Understanding this reality, the great liberal philosophers of this generation – John Rawls, Ronald Dworkin, and Thomas Nagel, for example – proposed that liberal democracies, such as the United States, should try their best to accommodate the eclectic moral and religious beliefs and practices within their diverse populations.

In order to achieve this end, one had to show at least an adequate familiarity with these differing views and the reasons why one’s fellow citizens may embrace them. Caricaturing those views – or not understanding their intellectual credentials – would surely lead to believing that compatriots who hold those views are outside the circle of rational discourse. But under such a regime of hegemonic exclusion, one is no longer obligated to seriously entertain voices that dissent from the “one true view” that prevails under such non-liberal conditions. This is precisely where we are heading in our culture, with enthusiastic assistance from those in the academy (some of whom should know better).

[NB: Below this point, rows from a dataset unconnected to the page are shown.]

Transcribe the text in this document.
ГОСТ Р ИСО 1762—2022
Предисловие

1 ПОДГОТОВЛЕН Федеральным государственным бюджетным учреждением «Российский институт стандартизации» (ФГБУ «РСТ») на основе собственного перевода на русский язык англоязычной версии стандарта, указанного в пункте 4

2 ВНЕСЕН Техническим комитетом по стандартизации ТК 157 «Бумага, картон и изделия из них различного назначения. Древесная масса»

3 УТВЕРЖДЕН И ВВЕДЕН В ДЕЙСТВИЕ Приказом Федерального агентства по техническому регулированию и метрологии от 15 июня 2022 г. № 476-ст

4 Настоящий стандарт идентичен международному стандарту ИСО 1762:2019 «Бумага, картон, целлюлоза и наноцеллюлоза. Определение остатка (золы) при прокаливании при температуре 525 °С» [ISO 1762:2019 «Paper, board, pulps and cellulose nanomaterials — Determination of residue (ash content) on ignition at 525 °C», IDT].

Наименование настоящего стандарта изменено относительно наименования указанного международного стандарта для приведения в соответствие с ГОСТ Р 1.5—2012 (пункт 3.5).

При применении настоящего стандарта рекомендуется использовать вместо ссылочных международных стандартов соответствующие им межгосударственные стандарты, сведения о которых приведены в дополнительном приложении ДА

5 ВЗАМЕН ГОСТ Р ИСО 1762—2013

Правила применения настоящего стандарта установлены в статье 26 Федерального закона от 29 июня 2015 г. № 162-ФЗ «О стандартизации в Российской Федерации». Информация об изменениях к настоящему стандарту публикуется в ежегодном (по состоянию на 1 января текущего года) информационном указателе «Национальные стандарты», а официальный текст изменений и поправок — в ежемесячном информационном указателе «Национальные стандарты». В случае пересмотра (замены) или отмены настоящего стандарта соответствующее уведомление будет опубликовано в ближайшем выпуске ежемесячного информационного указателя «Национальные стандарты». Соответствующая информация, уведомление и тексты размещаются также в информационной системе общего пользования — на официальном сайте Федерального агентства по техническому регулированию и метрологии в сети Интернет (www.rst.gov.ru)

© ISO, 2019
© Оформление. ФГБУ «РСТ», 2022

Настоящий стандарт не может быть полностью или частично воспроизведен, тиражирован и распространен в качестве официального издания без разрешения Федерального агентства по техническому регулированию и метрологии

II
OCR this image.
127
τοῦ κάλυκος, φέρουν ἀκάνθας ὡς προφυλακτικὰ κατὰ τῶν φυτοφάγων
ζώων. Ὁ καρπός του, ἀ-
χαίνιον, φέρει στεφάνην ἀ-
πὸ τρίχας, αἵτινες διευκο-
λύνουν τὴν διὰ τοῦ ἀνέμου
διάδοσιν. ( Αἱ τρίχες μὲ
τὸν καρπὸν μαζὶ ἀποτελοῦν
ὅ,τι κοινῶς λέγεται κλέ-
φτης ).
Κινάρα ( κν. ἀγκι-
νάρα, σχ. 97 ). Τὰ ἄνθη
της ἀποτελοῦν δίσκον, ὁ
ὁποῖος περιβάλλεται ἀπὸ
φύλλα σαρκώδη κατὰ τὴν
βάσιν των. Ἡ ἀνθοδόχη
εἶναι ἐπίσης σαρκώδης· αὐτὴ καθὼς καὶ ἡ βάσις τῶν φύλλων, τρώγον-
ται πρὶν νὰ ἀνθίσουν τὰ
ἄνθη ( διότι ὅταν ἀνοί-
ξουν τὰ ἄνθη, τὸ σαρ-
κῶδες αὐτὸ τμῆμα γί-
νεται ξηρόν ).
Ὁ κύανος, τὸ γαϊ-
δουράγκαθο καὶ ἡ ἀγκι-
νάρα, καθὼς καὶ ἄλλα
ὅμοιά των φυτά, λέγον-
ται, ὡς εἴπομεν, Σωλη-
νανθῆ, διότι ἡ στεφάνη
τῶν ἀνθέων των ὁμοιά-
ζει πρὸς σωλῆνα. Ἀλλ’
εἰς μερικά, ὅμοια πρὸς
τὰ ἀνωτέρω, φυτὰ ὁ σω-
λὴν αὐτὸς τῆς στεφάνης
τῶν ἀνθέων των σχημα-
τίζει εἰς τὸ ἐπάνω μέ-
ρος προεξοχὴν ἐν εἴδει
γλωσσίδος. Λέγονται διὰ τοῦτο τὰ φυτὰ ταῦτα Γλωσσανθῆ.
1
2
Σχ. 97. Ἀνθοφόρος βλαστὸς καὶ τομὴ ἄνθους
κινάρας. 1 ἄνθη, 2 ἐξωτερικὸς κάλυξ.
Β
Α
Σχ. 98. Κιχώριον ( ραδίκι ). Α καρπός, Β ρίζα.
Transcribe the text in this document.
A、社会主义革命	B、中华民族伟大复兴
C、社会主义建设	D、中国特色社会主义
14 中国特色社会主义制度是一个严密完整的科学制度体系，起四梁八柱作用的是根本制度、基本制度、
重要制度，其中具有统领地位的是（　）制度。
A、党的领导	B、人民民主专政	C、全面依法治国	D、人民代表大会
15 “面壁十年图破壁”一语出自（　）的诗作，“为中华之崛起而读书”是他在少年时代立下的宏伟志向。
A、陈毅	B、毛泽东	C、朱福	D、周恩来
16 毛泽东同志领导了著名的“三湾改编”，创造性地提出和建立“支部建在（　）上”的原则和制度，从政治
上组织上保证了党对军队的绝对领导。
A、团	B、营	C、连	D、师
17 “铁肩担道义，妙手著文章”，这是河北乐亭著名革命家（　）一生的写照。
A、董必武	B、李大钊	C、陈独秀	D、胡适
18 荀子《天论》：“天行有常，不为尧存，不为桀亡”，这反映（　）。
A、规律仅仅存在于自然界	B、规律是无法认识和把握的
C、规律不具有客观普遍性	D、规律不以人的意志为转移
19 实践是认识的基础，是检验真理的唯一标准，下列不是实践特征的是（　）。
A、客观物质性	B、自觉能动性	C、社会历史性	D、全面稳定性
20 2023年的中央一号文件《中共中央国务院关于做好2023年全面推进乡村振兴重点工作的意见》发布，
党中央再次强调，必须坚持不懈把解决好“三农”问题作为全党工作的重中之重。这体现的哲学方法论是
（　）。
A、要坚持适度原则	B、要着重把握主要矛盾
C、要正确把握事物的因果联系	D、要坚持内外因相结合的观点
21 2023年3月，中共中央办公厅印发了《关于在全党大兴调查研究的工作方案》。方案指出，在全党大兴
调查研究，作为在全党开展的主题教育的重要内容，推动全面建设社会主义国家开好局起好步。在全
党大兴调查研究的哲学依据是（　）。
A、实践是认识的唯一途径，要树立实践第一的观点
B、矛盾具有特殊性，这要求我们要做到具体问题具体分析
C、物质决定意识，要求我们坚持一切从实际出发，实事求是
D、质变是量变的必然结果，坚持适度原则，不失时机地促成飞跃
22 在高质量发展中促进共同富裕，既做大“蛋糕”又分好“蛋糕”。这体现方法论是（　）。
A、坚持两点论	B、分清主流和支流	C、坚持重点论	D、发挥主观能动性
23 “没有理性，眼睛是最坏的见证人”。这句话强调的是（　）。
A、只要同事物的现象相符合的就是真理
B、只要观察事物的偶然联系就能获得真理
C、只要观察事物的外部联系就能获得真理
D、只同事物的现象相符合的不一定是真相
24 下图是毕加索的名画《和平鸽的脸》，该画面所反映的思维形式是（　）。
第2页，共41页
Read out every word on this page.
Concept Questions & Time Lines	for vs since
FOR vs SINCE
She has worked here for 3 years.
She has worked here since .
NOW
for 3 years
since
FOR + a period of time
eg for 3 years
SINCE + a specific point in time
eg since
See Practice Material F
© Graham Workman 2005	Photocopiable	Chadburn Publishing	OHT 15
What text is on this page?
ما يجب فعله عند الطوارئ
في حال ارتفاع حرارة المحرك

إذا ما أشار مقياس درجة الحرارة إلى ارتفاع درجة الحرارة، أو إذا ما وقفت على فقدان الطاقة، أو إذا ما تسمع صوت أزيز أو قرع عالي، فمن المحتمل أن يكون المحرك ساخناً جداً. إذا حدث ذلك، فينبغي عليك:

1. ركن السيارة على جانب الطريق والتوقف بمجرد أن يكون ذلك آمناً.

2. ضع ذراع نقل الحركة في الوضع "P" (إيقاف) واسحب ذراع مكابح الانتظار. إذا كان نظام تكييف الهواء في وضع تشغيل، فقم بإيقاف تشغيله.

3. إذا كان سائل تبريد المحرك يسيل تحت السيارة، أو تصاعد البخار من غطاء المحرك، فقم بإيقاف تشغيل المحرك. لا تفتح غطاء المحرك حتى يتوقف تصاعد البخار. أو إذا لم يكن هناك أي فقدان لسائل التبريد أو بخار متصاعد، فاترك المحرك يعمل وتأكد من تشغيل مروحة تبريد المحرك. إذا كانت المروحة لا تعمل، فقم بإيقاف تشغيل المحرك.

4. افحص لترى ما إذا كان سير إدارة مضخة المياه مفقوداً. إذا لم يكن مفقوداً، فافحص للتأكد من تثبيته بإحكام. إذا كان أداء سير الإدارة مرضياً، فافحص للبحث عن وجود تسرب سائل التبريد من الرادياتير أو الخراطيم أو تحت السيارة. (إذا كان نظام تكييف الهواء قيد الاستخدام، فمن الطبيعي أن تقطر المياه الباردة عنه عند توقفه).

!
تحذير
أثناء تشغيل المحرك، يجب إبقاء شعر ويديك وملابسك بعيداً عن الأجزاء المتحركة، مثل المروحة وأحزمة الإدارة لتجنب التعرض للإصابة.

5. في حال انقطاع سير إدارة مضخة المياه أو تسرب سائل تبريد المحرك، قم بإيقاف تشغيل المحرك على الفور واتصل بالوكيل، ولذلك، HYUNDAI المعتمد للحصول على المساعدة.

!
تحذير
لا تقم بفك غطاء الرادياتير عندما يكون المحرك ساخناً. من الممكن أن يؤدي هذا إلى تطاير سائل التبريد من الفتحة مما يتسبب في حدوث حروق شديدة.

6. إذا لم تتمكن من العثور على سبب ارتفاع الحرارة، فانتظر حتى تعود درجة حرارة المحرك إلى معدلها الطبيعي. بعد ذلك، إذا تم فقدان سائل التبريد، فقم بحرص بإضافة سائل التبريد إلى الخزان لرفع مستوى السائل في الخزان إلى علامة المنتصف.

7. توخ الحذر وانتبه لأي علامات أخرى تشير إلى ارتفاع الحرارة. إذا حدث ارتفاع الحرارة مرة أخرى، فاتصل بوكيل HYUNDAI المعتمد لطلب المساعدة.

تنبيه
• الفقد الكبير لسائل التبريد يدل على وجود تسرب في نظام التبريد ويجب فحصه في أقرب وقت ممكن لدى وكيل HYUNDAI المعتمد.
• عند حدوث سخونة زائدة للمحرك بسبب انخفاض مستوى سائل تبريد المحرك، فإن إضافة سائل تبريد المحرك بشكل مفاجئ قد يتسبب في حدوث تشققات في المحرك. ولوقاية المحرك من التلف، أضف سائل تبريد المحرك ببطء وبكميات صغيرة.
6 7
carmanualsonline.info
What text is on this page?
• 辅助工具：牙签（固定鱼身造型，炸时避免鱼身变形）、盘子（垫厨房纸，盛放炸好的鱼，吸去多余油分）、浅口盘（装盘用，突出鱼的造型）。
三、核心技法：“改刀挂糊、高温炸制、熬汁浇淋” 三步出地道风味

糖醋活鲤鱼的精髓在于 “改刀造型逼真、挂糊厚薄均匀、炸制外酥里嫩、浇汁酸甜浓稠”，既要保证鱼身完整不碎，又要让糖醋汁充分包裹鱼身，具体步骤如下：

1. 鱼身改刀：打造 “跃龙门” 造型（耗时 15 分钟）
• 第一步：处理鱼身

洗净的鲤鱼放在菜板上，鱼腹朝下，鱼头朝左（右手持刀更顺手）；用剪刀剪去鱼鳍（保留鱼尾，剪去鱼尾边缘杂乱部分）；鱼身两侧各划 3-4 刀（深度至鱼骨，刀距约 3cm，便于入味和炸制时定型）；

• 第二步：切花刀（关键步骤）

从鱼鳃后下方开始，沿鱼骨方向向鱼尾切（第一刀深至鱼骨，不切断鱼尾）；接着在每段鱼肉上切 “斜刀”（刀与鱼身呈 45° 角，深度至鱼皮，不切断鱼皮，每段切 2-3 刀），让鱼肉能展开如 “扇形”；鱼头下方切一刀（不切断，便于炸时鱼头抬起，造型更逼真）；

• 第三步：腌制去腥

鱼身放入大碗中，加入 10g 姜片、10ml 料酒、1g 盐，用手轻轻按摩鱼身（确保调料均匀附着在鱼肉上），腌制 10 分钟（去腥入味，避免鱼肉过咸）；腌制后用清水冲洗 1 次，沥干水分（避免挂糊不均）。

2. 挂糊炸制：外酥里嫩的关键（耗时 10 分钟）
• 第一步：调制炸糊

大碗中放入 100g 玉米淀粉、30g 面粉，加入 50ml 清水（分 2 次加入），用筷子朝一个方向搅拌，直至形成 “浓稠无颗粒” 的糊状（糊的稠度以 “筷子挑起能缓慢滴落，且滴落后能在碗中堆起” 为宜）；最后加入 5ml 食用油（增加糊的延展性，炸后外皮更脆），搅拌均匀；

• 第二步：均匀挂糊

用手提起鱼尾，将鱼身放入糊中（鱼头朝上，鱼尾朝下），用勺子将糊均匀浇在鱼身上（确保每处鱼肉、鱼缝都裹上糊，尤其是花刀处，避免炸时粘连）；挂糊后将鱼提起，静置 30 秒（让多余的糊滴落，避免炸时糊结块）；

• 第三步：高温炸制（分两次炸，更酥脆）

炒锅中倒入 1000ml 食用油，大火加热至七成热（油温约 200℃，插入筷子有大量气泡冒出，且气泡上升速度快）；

For example, in his 2013 book, Why Tolerate Religion?, law professor Brian Leiter argues that religious belief is fundamentally irrational. He writes that “[f]or all religions, there are at least some beliefs central to the religion that. . . do not answer ultimately (or at the limit) to evidence and reasons, as these are understood in other domains concerned with knowledge of the world. Religious beliefs, in virtue of being based on ‘faith,’ are insulated from ordinary standards of evidence and rational justification, the ones we employ in both common sense and in science.”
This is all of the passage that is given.